Puis il remit cette lettre à sa servante et lui dit :

– Quand le milord viendra, tu l’introduiras dans mon cabinet.

– Oui, patron.

– Et tu lui remettras cette lettre en le priant de m’attendre.

– Oui, patron, répéta la servante en prenant la lettre.

– Plus souvent, murmura le naïf Milon, que nous porterons secours aux ennemis du maître !

Et il s’en alla rejoindre Shoking.

*

* *

À quatre heures moins un quart, une voiture s’arrêta devant la maison de Milon.

Le mylord anglais, – c’est-à-dire Marmouset, – en descendit.

La servante lui remit la lettre ; puis elle l’introduisit avec force révérences dans le cabinet du patron.

Marmouset ouvrit la lettre et la lut.

– Ma foi ! murmura-t-il, décidément, Milon a raison quand il dit lui-même qu’il est un peu naïf.

Et s’asseyant devant le bureau de l’entrepreneur, Marmouset prit une plume et écrivit :

« Tu es un niais. Si Miss Ellen était une amie de Rocambole, il fallait la délivrer.

« Si elle est une ennemie, il faut la délivrer d’autant plus et s’en servir au besoin comme d’un instrument.

« Par conséquent, j’emporte les cent mille francs, et je t’engage à ne pas perdre une minute pour aller faire ta déclaration à la police. »

Cette lettre écrite, Marmouset poussa le verrou de la porte, afin de n’être pas dérangé.

Puis il tira de sa poche un rossignol et un ciseau à froid.

– Voyons, se dit-il en souriant, si je me souviens encore de mon ancien métier.

Et il se dirigea vers le placard qui renfermait la caisse.

En un tour de main, le placard fut forcé.

Milon, on s’en souvient, avait laissé la caisse ouverte.

Marmouset prit le portefeuille et le fit disparaître dans une des poches de son waterproof.

Après quoi, il referma la porte du placard, et comme la serrure ne fonctionnait plus, il mit une chaise devant.

Il attendit encore environ un quart d’heure.

– Maintenant, filons, se dit-il.

Et il sortit du cabinet la lettre à la main.

La servante était au rez-de-chaussée de la maison, et n’avait rien entendu du bruit que Marmouset avait été obligé de faire pour forcer le placard.

– Aoh ! lui dit-il, votre maître manquait complètement d’éducation en faisant attendre un lord comme moâ. Vous lui remettre cette lettre de moâ.

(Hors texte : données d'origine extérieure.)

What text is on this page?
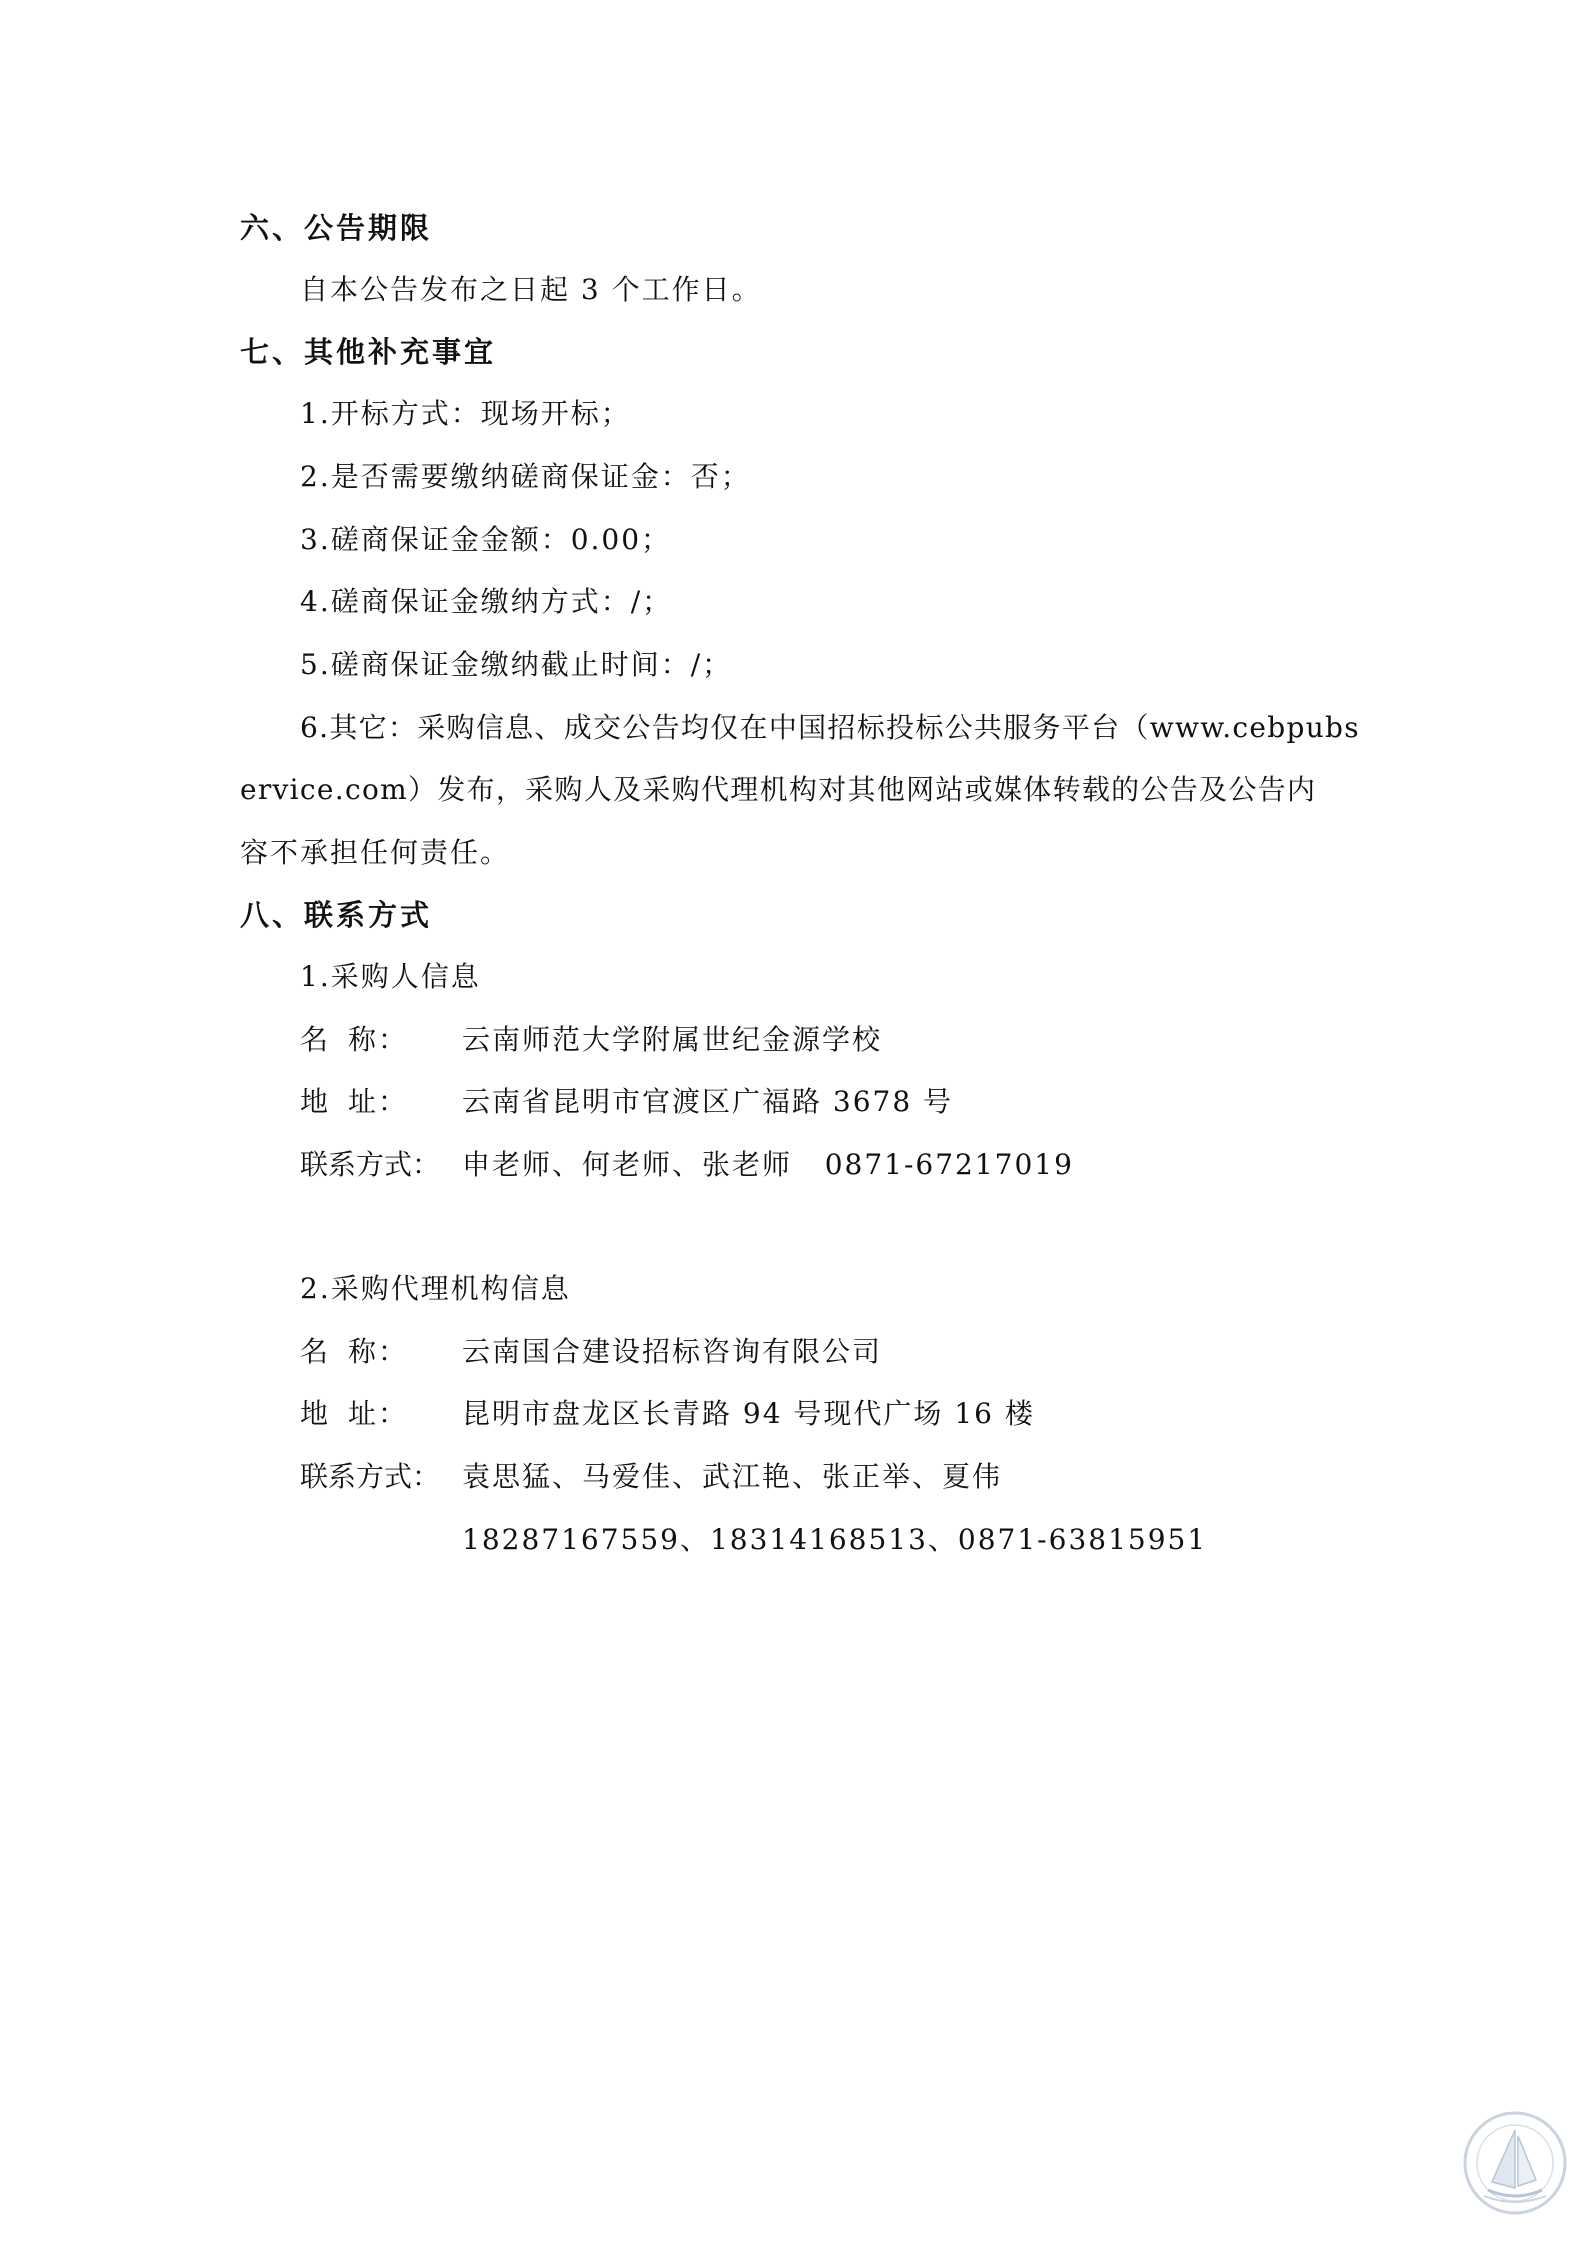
六、公告期限
自本公告发布之日起 3 个工作日。
七、其他补充事宜
1.开标方式：现场开标；
2.是否需要缴纳磋商保证金：否；
3.磋商保证金金额：0.00；
4.磋商保证金缴纳方式：/；
5.磋商保证金缴纳截止时间：/；
6.其它：采购信息、成交公告均仅在中国招标投标公共服务平台（www.cebpubs
ervice.com）发布，采购人及采购代理机构对其他网站或媒体转载的公告及公告内
容不承担任何责任。
八、联系方式
1.采购人信息
名 称： 云南师范大学附属世纪金源学校
地 址： 云南省昆明市官渡区广福路 3678 号
联系方式： 申老师、何老师、张老师   0871-67217019
2.采购代理机构信息
名 称： 云南国合建设招标咨询有限公司
地 址： 昆明市盘龙区长青路 94 号现代广场 16 楼
联系方式： 袁思猛、马爱佳、武江艳、张正举、夏伟
18287167559、18314168513、0871-63815951
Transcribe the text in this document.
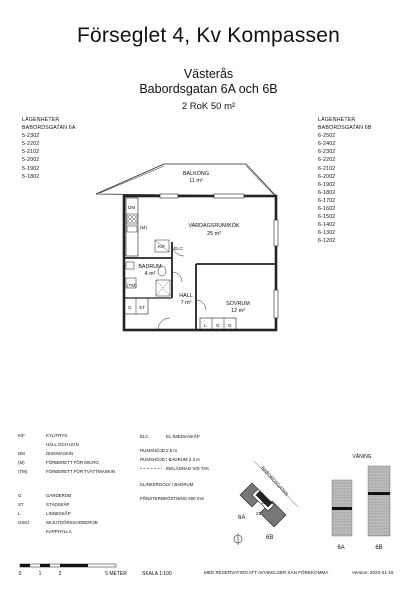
Förseglet 4, Kv Kompassen
Västerås
Babordsgatan 6A och 6B
2 RoK 50 m²
LÄGENHETER
BABORDSGATAN 6A
5-2302
5-2202
5-2102
5-2002
5-1902
5-1802
LÄGENHETER
BABORDSGATAN 6B
6-2502
6-2402
6-2302
6-2202
6-2102
6-2002
6-1902
6-1802
6-1702
6-1602
6-1502
6-1402
6-1302
6-1202
BALKONG
11 m²
VARDAGSRUM/KÖK
25 m²
BADRUM
4 m²
HALL
7 m²	SOVRUM
12 m²
DM
(M)
K/F ELC
(TM)
G ST
L G G
K/F	KYL/FRYS
HÄLL OCH UGN
DM	DISKMASKIN
(M)	FÖRBERETT FÖR MICRO
(TM)	FÖRBERETT FÖR TVÄTTMASKIN
G	GARDEROB
ST	STÄDSKÅP
L	LINNESKÅP
GSKJ	SKJUTDÖRSGARDEROB
KAPPHYLLA
ELC	EL-/MEDIASKÅP
RUMSHÖJD 2.5 m
RUMSHÖJD I BADRUM 2.3 m
INKLÄDNAD VID TAK
KLINKERGOLV I BADRUM
FÖNSTERBRÖSTNING 800 mm
BABORDSGATAN
6A
6B
12
21
VÅNING
6A	6B
0	1	2	5 METER	SKALA 1:100	MED RESERVATION ATT AVVIKELSER KAN FÖREKOMMA	Version: 2023-01-16
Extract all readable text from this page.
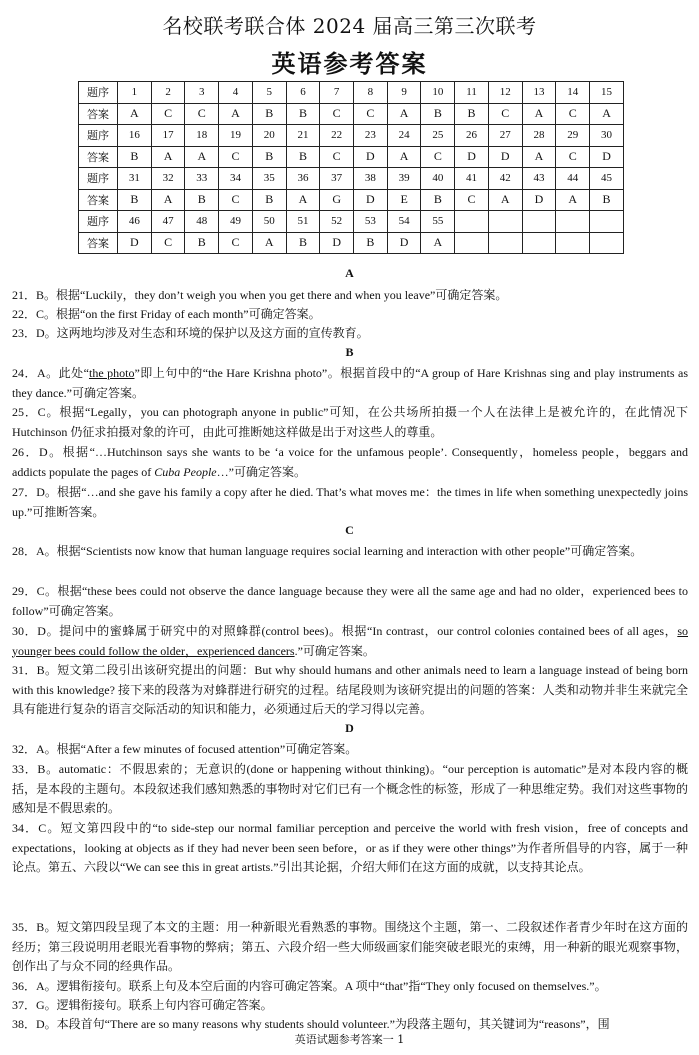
名校联考联合体 2024 届高三第三次联考
英语参考答案
题序	1	2	3	4	5	6	7	8	9	10	11	12	13	14	15
答案	A	C	C	A	B	B	C	C	A	B	B	C	A	C	A
题序	16	17	18	19	20	21	22	23	24	25	26	27	28	29	30
答案	B	A	A	C	B	B	C	D	A	C	D	D	A	C	D
题序	31	32	33	34	35	36	37	38	39	40	41	42	43	44	45
答案	B	A	B	C	B	A	G	D	E	B	C	A	D	A	B
题序	46	47	48	49	50	51	52	53	54	55					
答案	D	C	B	C	A	B	D	B	D	A					
A
21．B。根据“Luckily，they don’t weigh you when you get there and when you leave”可确定答案。
22．C。根据“on the first Friday of each month”可确定答案。
23．D。这两地均涉及对生态和环境的保护以及这方面的宣传教育。
B
24．A。此处“the photo”即上句中的“the Hare Krishna photo”。根据首段中的“A group of Hare Krishnas sing and play instruments as they dance.”可确定答案。
25．C。根据“Legally，you can photograph anyone in public”可知，在公共场所拍摄一个人在法律上是被允许的，在此情况下 Hutchinson 仍征求拍摄对象的许可，由此可推断她这样做是出于对这些人的尊重。
26．D。根据“…Hutchinson says she wants to be ‘a voice for the unfamous people’. Consequently，homeless people，beggars and addicts populate the pages of Cuba People…”可确定答案。
27．D。根据“…and she gave his family a copy after he died. That’s what moves me：the times in life when something unexpectedly joins up.”可推断答案。
C
28．A。根据“Scientists now know that human language requires social learning and interaction with other people”可确定答案。
29．C。根据“these bees could not observe the dance language because they were all the same age and had no older，experienced bees to follow”可确定答案。
30．D。提问中的蜜蜂属于研究中的对照蜂群(control bees)。根据“In contrast，our control colonies contained bees of all ages，so younger bees could follow the older，experienced dancers.”可确定答案。
31．B。短文第二段引出该研究提出的问题：But why should humans and other animals need to learn a language instead of being born with this knowledge? 接下来的段落为对蜂群进行研究的过程。结尾段则为该研究提出的问题的答案：人类和动物并非生来就完全具有能进行复杂的语言交际活动的知识和能力，必须通过后天的学习得以完善。
D
32．A。根据“After a few minutes of focused attention”可确定答案。
33．B。automatic：不假思索的；无意识的(done or happening without thinking)。“our perception is automatic”是对本段内容的概括，是本段的主题句。本段叙述我们感知熟悉的事物时对它们已有一个概念性的标签，形成了一种思维定势。我们对这些事物的感知是不假思索的。
34．C。短文第四段中的“to side-step our normal familiar perception and perceive the world with fresh vision，free of concepts and expectations，looking at objects as if they had never been seen before，or as if they were other things”为作者所倡导的内容，属于一种论点。第五、六段以“We can see this in great artists.”引出其论据，介绍大师们在这方面的成就，以支持其论点。
35．B。短文第四段呈现了本文的主题：用一种新眼光看熟悉的事物。围绕这个主题，第一、二段叙述作者青少年时在这方面的经历；第三段说明用老眼光看事物的弊病；第五、六段介绍一些大师级画家们能突破老眼光的束缚，用一种新的眼光观察事物，创作出了与众不同的经典作品。
36．A。逻辑衔接句。联系上句及本空后面的内容可确定答案。A 项中“that”指“They only focused on themselves.”。
37．G。逻辑衔接句。联系上句内容可确定答案。
38．D。本段首句“There are so many reasons why students should volunteer.”为段落主题句，其关键词为“reasons”，围
英语试题参考答案一 1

Et prenant un air majestueux et blessé, il mit deux louis dans la main de la servante un peu étonnée, se dirigea vers la porte et remonta dans sa voiture.

Tout cela fut fait très rapidement, et le fiacre qui avait amené milord était déjà loin, que la pauvre servante n’était pas encore revenue de sa surprise.

Marmouset se fit conduire aux Champs-Élysées, s’arrêta au coin de la rue de Morny, paya le cocher et descendit.

Puis il gagna à pied les terrains vagues dans lesquels se trouvait l’entrée de cette cave qui avait servi de lieu de réunion aux compagnons de Rocambole la nuit précédente. Il avait relevé le col de son waterproof, de sorte qu’il n’attira point l’attention des rares passants qu’il rencontra.

Il entra dans les terrains vagues, gagna l’escalier de la cave et s’y engouffra.

Marmouset allait changer de costume, se dépouiller de ses favoris roux et de son gros ventre et reprendre son apparence ordinaire.

Son cocher, qui avait un mot d’ordre sans doute, l’attendait au Trocadéro.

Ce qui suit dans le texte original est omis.